Israel's defense minister, Katz, said on March 18 that Israeli forces struck Iran's capital, Tehran, the previous night and that Iran's intelligence minister, Esmaeil Khatib, was killed in the attack. He told a security assessment meeting that he and Prime Minister Benjamin Netanyahu had authorized the military to strike “any senior Iranian official” without seeking further approvals, and he warned that "all Iranians are targets."
Katz framed the operation as part of an intensifying campaign, saying Israeli strikes on Iran were increasing in intensity and predicting "major surprises" across multiple arenas that would further escalate the confrontation between Israel, Iran and Lebanon's Hezbollah. His comments signalled a readiness to widen the scope of targeting and to remove prior political restraints on the military's use of force.
If confirmed, a direct Israeli strike inside Tehran and the reported death of a sitting Iranian intelligence minister would mark a stark escalation of the long-running shadow war between the two states. For years, Israel and Iran have fought indirectly through proxy forces, cyber operations and covert actions, but operations on the territory of Iran’s capital would be a substantial shift in scale and risk.

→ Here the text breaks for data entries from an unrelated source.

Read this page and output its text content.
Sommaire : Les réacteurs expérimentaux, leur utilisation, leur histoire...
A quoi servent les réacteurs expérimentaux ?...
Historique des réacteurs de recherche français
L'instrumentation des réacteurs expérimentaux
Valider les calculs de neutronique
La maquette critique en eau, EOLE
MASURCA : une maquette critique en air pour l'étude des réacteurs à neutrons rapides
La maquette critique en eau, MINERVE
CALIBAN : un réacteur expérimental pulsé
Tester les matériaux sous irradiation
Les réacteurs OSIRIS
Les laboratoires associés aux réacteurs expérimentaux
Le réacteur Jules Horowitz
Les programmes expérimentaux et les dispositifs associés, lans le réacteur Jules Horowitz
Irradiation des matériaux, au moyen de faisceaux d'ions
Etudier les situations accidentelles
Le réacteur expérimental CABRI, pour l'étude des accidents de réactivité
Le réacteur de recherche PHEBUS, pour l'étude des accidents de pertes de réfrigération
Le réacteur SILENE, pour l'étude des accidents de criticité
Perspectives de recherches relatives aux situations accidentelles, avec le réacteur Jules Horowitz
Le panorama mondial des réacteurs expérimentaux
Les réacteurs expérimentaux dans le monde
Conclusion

The immediate international implications are acute. An overt Israeli attack on Tehran raises the probability of a broader regional conflagration: Hezbollah, which has clashed repeatedly with Israel on Lebanon's southern border, could open a new front; Iran could retaliate through its regional proxies or through direct military measures of its own; and the United States and other Western powers could face intense pressure to respond or to constrain further escalation.
Beyond the military calculus, Katz’s statement that "all Iranians are targets" carries legal and humanitarian repercussions. Such language blurs the line between combatants and civilians and invites condemnation from rights groups and governments wary of collective punishment, while complicating any diplomatic path to de-escalation.
In the near term, the conflict is likely to produce episodic surges: tit‑for‑tat strikes, increased cross-border fire with Hezbollah, disruptions to shipping in the Gulf and heightened diplomatic activity to prevent a wider war. The declaration of expanded strike authority also signals that Israeli decision-makers have prioritized rapid operational flexibility over traditional political oversight, raising the prospect of miscalculation with far-reaching consequences.